In this case, the State presented evidence that defendant arranged the sale with Officer Parra, removed the cocaine from the car trunk, and handed the cocaine to Parra in the motel room. The State clearly intended to show that defendant was. responsible for the sale and delivery of the cocaine and was not merely guilty of the included offense of possession. Defendant presented no evidence rebutting the State’s evidence of delivery. Under these facts, an instruction on the lesser included offense would actually have been improper because it would have allowed the jury to reach a compromised verdict. (See People v. Knieling (1982), 111 Ill. App. 3d 102, 443 N.E.2d 207.) Therefore, for the aforementioned reasons, we find the trial court did not err in refusing an instruction on the offense of possession of a. controlled substance.

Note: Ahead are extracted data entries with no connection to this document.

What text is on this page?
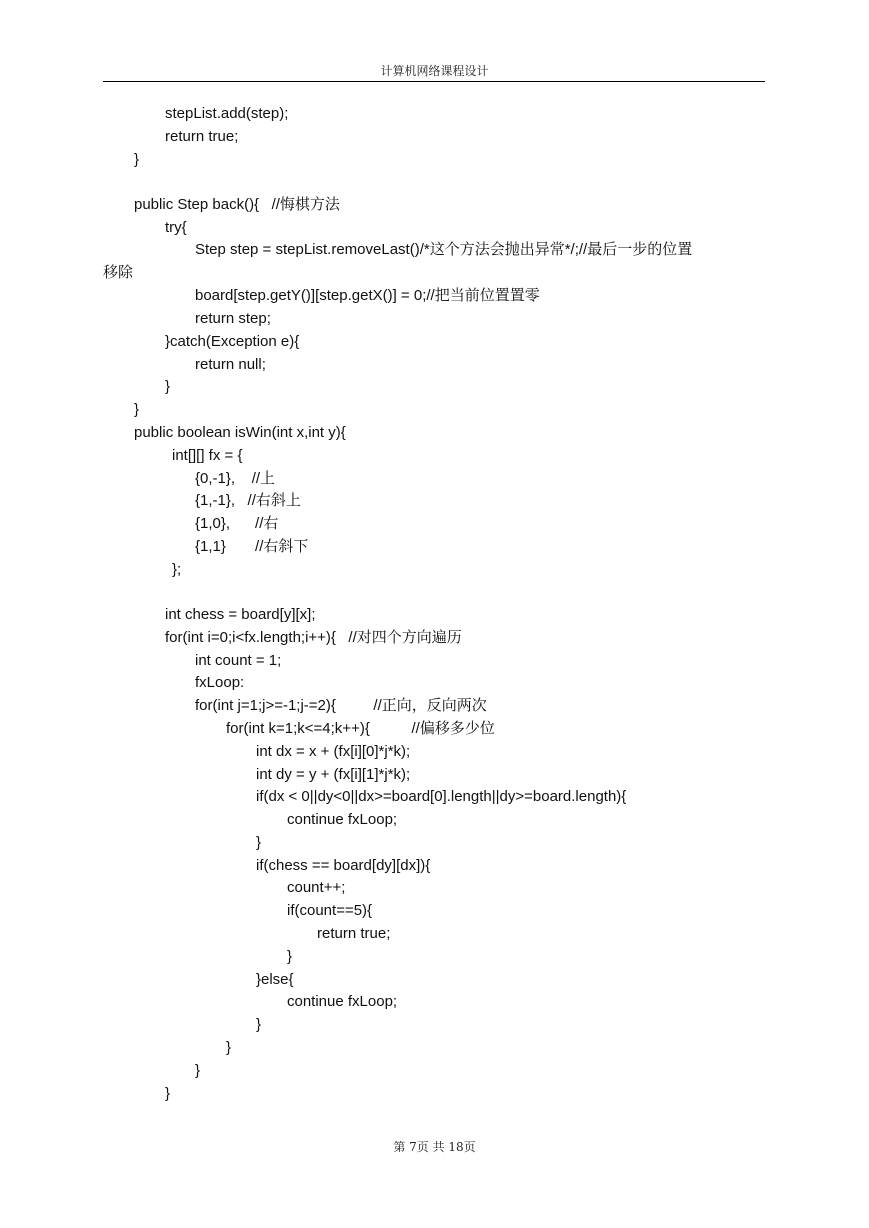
计算机网络课程设计
stepList.add(step);
return true;
}
public Step back(){   //悔棋方法
try{
Step step = stepList.removeLast()/*这个方法会抛出异常*/;//最后一步的位置
移除
board[step.getY()][step.getX()] = 0;//把当前位置置零
return step;
}catch(Exception e){
return null;
}
}
public boolean isWin(int x,int y){
int[][] fx = {
{0,-1},    //上
{1,-1},   //右斜上
{1,0},      //右
{1,1}       //右斜下
};
int chess = board[y][x];
for(int i=0;i<fx.length;i++){   //对四个方向遍历
int count = 1;
fxLoop:
for(int j=1;j>=-1;j-=2){         //正向，反向两次
for(int k=1;k<=4;k++){          //偏移多少位
int dx = x + (fx[i][0]*j*k);
int dy = y + (fx[i][1]*j*k);
if(dx < 0||dy<0||dx>=board[0].length||dy>=board.length){
continue fxLoop;
}
if(chess == board[dy][dx]){
count++;
if(count==5){
return true;
}
}else{
continue fxLoop;
}
}
}
}
第 7页 共 18页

Finally, defendant contends her motion in arrest of judgment should have been granted. She maintains, as stated previously, that the trial court lacked jurisdiction because there was not a formal charge pending at the time of trial. The information charging defendant with delivery of a controlled substance, she argues, was dismissed on March 3, 1983, and neither a new indictment nor information was filed against her. Defendant, therefore, concludes that the trial court did not have jurisdiction over her.

The record here indicates that the case was dismissed as a discovery sanction for the State’s failure to disclose the name of the informant. Furthermore, the record also shows that the order dismissing the case was vacated by agreement of the parties, and we will assume that the record is correct unless there is evidence to the contrary. The record is unimpeachable evidence of trial court proceedings (People v. O’Shea (1975), 26 Ill. App. 3d 826, 326 N.E.2d 230), and this court will not make assumptions based on evidence not in the record (People v. Butler (1976), 41 Ill. App. 3d 750, 354 N.E.2d 568). No evidence has been submitted to establish that the record here is incorrect. Thus, we find that the information charging the offense remained before the court and that the court had jurisdiction over the instant matter. Accordingly, defendant’s motion in arrest of judgment was properly denied.

For these reasons, the judgment of the circuit court of Cook County is affirmed.

Affirmed.

BUCKLEY, P.J., and CAMPBELL, J., concur.